古事記、日本書紀、万葉集、古今和歌集など我が国の古典を読めば「稲作が日本の社会の仕組みを作った」とか「稲作が日本の歴史を動かした」などについて理解できると思う。

米は『保存が効く』ため『通貨のような役割』を持たせることが可能だ。 更に米には「それ自体にほぼ全ての栄養分がある」ため「米さえあれば、まあなんとななる」という強みもある。

しかし『稲作』には『大規模な共同作業』が必要であるため『集団社会の構築』が促進されていくこといなる。 更に『稲作」は『季節や天候』と強い関係性を持っているので、『日本人の季節に対する感性』が促進されたり『天候や天災を制御しようとする宗教』を誕生させることにもなりわけだ。

現在の日本と日本人の肉体と精神を作り出した『稲作』なのだが、それによって『失くしてしまったもの』も多々あるのも事実だと思うのだ。

【稲作で日本人が失くしてしまったモノ】

失ったモノの第一は『漂う喜び』だ。 稲作は当然『定住』を伴うので、日本人は稲作の導入と同時に『あちこちをブラブラする』という喜びを捨てることになってしまった。

第二は『身軽である喜び』の喪失だ。 稲作により「田んぼを守る」「収穫された米を守る」必要がでてきたので、「物や土地などを守るための労力」が飛躍的に増えたはずだ。

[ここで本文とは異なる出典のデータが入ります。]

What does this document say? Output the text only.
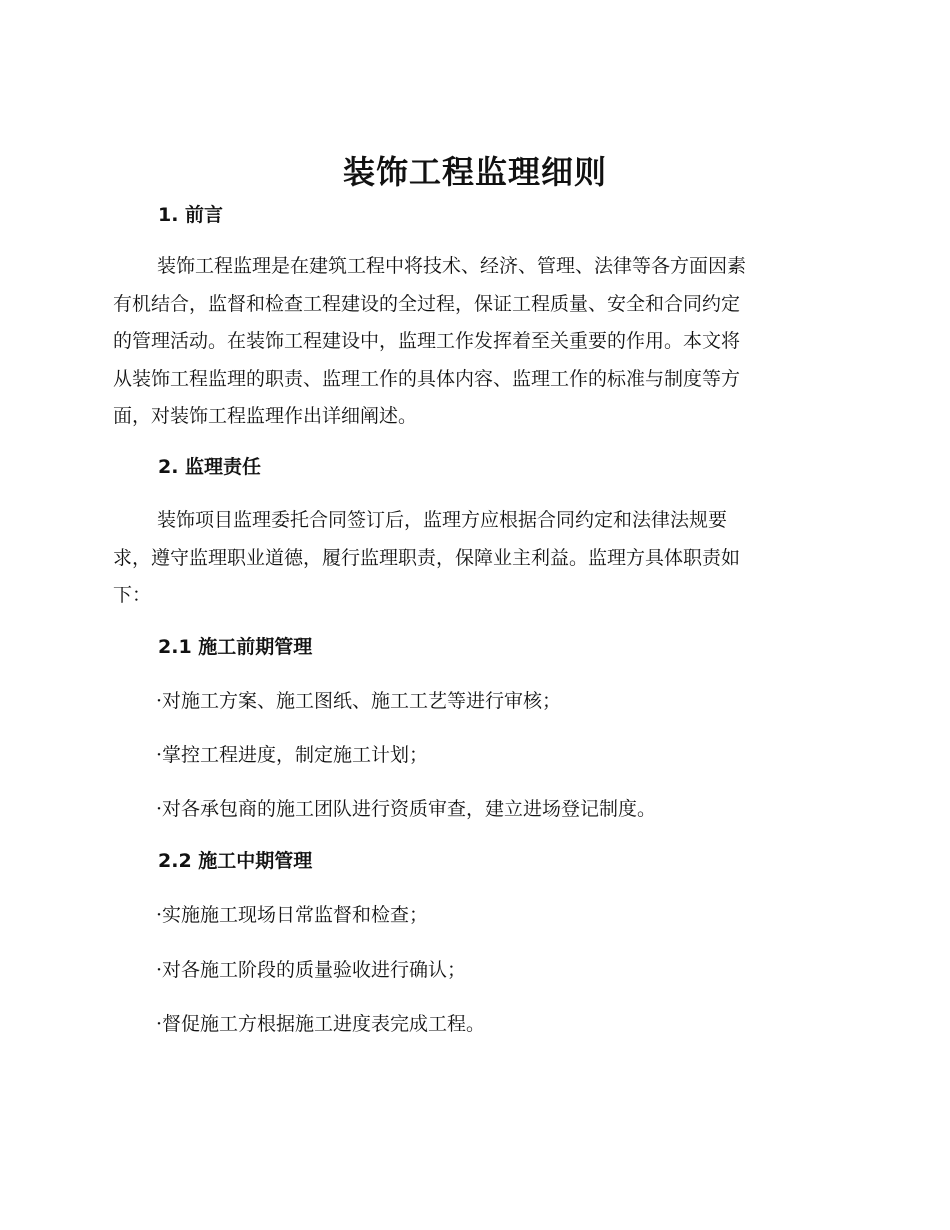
装饰工程监理细则
1. 前言

装饰工程监理是在建筑工程中将技术、经济、管理、法律等各方面因素
有机结合，监督和检查工程建设的全过程，保证工程质量、安全和合同约定
的管理活动。在装饰工程建设中，监理工作发挥着至关重要的作用。本文将
从装饰工程监理的职责、监理工作的具体内容、监理工作的标准与制度等方
面，对装饰工程监理作出详细阐述。

2. 监理责任

装饰项目监理委托合同签订后，监理方应根据合同约定和法律法规要
求，遵守监理职业道德，履行监理职责，保障业主利益。监理方具体职责如
下：

2.1 施工前期管理

·对施工方案、施工图纸、施工工艺等进行审核；

·掌控工程进度，制定施工计划；

·对各承包商的施工团队进行资质审查，建立进场登记制度。

2.2 施工中期管理

·实施施工现场日常监督和检查；

·对各施工阶段的质量验收进行确认；

·督促施工方根据施工进度表完成工程。
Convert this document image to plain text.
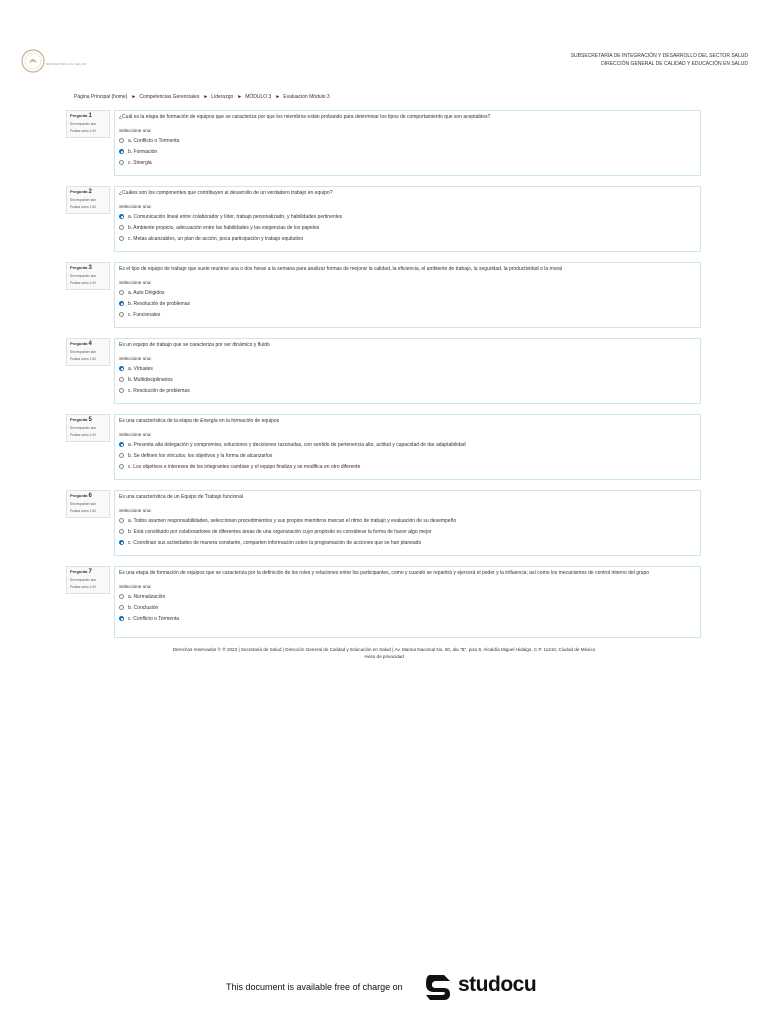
SECRETARÍA DE SALUD
SUBSECRETARÍA DE INTEGRACIÓN Y DESARROLLO DEL SECTOR SALUD
DIRECCIÓN GENERAL DE CALIDAD Y EDUCACIÓN EN SALUD
Página Principal (home) ► Competencias Gerenciales ► Liderazgo ► MÓDULO 3 ► Evaluación Módulo 3
Pregunta 1
Sin responder aún
Puntúa como 1.00
¿Cuál es la etapa de formación de equipos que se caracteriza por que los miembros están probando para determinar los tipos de comportamiento que son aceptables?
Seleccione una:
a. Conflicto o Tormenta
b. Formación
c. Sinergia
Pregunta 2
Sin responder aún
Puntúa como 1.00
¿Cuáles son los componentes que contribuyen al desarrollo de un verdadero trabajo en equipo?
Seleccione una:
a. Comunicación lineal entre colaborador y líder, trabajo personalizado, y habilidades pertinentes
b. Ambiente propicio, adecuación entre las habilidades y las exigencias de los papeles
c. Metas alcanzables, un plan de acción, poca participación y trabajo equitativo
Pregunta 3
Sin responder aún
Puntúa como 1.00
Es el tipo de equipo de trabajo que suele reunirse una o dos horas a la semana para analizar formas de mejorar la calidad, la eficiencia, el ambiente de trabajo, la seguridad, la productividad o la moral
Seleccione una:
a. Auto Dirigidos
b. Resolución de problemas
c. Funcionales
Pregunta 4
Sin responder aún
Puntúa como 1.00
Es un equipo de trabajo que se caracteriza por ser dinámico y fluido
Seleccione una:
a. Virtuales
b. Multidisciplinarios
c. Resolución de problemas
Pregunta 5
Sin responder aún
Puntúa como 1.00
Es una característica de la etapa de Energía en la formación de equipos
Seleccione una:
a. Presenta alta delegación y compromiso, soluciones y decisiones razonadas, con sentido de pertenencia alto, actitud y capacidad de dar adaptabilidad
b. Se definen los vínculos, los objetivos y la forma de alcanzarlos
c. Los objetivos e intereses de los integrantes cambian y el equipo finaliza y se modifica en otro diferente
Pregunta 6
Sin responder aún
Puntúa como 1.00
Es una característica de un Equipo de Trabajo funcional
Seleccione una:
a. Todos asumen responsabilidades, seleccionan procedimientos y sus propios miembros marcan el ritmo de trabajo y evaluación de su desempeño
b. Está constituido por colaboradores de diferentes áreas de una organización cuyo propósito es considerar la forma de hacer algo mejor
c. Coordinan sus actividades de manera constante, comparten información sobre la programación de acciones que se han planeado
Pregunta 7
Sin responder aún
Puntúa como 1.00
Es una etapa de formación de equipos que se caracteriza por la definición de los roles y relaciones entre los participantes, como y cuando se repartirá y ejercerá el poder y la influencia; así como los mecanismos de control interno del grupo
Seleccione una:
a. Normalización
b. Conclusión
c. Conflicto o Tormenta
Derechos reservados © ® 2023 | Secretaría de Salud | Dirección General de Calidad y Educación en Salud | Av. Marina Nacional No. 60, ala "B", piso 8, Alcaldía Miguel Hidalgo, C.P. 11410, Ciudad de México
Aviso de privacidad
This document is available free of charge on	studocu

第三は『気ままな人生』の喪失だ。 稲作は『ルーティンワーク』だから、毎年同じ時期に同じことをやり続けることが必要になってくる。日本人は稲作によって『気ままな人生』を捨ててしまったのだ。

つまり日本人は『稲作を行う』という『進化』を遂げることで、『好奇心のまま自由に生きる喜び』を捨ててしまったと言えるだろう。

乱暴に言えば「日本文化は『好奇心のままに自由に生きる』ことを捨てて『進化』してきた」となるだろう。

ところで『稲作前の日本の社会』ってどんなものだったのだろう? もしかしたらそこに『好奇心のまま自由に生きるヒント』があるのかもしれない。

稲作の法則: 日本人が『自由』を獲得するためには、『稲作以前の日本の文化』を学ぶ必要がある。